Wenn man im Rahmen der Visite nachgefragt hat, ob man vielleicht die Schmerztherapeuten und/oder die Palliativabteilung mit informieren sollte, bekam man ein "Cave linguam" (Beachte die Sprache) oder ein "ante portas" (vor der Tür) zugeraunt.
Da fällt mir doch glatt das dazu ein...
FunFact: Als Schöffe hatte ich eine Verhandlung beim Landgericht, bei der es um die Einweisung eines jungen Mannes in den Maßregelvollzug ging. (Übel schwerer Eingriff, da keine vorab festgelegte Haftdauer, man kommt da erst wieder raus, wenn die medizinischen Gutachter sagen, dass eine Entlassung (auch auf Bewährung) möglich ist.)

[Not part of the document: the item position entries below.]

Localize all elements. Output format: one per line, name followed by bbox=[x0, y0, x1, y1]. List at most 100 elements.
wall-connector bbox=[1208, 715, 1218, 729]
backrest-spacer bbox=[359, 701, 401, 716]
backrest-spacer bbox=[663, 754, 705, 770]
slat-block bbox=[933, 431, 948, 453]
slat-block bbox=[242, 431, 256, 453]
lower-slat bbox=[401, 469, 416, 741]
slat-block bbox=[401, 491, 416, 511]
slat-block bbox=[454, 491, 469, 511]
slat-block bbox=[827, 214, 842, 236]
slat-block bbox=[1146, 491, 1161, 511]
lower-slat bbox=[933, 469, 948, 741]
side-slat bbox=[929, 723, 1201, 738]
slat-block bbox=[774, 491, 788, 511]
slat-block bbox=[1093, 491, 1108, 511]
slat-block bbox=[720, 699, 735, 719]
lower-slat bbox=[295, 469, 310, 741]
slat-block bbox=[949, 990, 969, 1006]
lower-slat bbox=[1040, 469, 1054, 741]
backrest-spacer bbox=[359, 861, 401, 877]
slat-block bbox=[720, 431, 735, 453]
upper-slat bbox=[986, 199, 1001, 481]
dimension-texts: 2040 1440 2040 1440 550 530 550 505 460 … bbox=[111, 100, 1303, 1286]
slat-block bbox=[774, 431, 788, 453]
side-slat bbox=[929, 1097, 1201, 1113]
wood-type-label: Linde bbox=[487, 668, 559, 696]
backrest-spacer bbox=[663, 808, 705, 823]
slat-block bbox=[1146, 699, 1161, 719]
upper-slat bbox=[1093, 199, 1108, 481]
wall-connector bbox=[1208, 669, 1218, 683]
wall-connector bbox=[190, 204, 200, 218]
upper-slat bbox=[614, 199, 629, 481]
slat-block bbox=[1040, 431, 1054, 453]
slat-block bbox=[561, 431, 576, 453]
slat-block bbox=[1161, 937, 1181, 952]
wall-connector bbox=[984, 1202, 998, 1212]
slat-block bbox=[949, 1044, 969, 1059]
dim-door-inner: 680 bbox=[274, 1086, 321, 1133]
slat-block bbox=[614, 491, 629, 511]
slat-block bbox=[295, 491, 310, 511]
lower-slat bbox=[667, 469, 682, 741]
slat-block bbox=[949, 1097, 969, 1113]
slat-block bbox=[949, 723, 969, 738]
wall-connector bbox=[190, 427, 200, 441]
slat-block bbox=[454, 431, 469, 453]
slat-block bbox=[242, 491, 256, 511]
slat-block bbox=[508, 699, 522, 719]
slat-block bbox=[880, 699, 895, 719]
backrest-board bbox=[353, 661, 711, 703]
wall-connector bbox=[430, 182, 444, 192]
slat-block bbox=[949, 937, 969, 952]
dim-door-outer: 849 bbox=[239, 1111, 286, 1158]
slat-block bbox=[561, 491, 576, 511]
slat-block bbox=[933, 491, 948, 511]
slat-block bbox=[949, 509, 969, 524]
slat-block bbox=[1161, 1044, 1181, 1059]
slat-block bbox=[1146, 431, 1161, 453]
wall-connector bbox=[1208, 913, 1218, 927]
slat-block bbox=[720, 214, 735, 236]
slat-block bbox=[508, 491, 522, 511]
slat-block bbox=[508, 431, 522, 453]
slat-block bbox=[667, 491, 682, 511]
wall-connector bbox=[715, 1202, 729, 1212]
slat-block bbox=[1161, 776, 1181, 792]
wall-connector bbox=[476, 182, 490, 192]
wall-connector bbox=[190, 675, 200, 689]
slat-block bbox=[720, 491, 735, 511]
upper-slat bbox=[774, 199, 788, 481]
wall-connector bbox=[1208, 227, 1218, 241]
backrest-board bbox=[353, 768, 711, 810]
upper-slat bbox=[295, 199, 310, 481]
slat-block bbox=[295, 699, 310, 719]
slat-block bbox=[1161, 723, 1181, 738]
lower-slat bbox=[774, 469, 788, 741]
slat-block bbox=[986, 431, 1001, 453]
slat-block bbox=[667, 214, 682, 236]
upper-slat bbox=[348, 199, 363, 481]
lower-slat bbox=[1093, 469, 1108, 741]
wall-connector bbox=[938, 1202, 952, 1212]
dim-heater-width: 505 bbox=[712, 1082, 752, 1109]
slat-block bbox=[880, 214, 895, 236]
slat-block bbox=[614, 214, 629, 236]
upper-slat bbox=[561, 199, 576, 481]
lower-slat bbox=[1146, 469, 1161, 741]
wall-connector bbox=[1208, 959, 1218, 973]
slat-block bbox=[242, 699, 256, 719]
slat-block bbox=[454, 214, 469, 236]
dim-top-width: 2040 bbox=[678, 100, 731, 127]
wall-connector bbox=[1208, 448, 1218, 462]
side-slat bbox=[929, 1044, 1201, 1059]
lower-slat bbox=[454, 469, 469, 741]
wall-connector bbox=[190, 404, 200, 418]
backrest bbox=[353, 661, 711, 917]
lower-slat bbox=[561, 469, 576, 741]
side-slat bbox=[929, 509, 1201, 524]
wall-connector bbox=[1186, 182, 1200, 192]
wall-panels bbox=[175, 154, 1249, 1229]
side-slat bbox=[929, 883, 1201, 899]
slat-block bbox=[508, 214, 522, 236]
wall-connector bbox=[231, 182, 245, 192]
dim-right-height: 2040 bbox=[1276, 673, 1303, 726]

Im Zuge der Hauptverhandlung der großen Strafkammer (3 Berufsrichter, 2 Schöffen) wurden
alle Arztbriefe aus der Akte verlesen. Arztbriefe strotzen nur so vor Abkürzungen und Fach-Kauderwelsch. 45 Minuten, in denen ich beständig zwischen Belustigung und Erschrecken hin und herschwankte. War aber interessant, wie unverständlich auch für Elite-Juristen

unser Geschreibsel ist? Der Anstaltsarzt der JVA Bruchsal war als Sachverständiger geladen und saß mir gegenüber…dem ging es echt schlecht, unsere Gesichter sprachen wohl Bände und nach kurzer Zeit fanden wir beide die Struktur unserer Tische waaaahnsinnig interessant. Aber hey, die Vorsitzende Richterin einer Großen Strafkammer beim Landgericht unterbricht man nicht beim Aktenvortrag während der Beweisaufnahme in der Hauptverhandlung!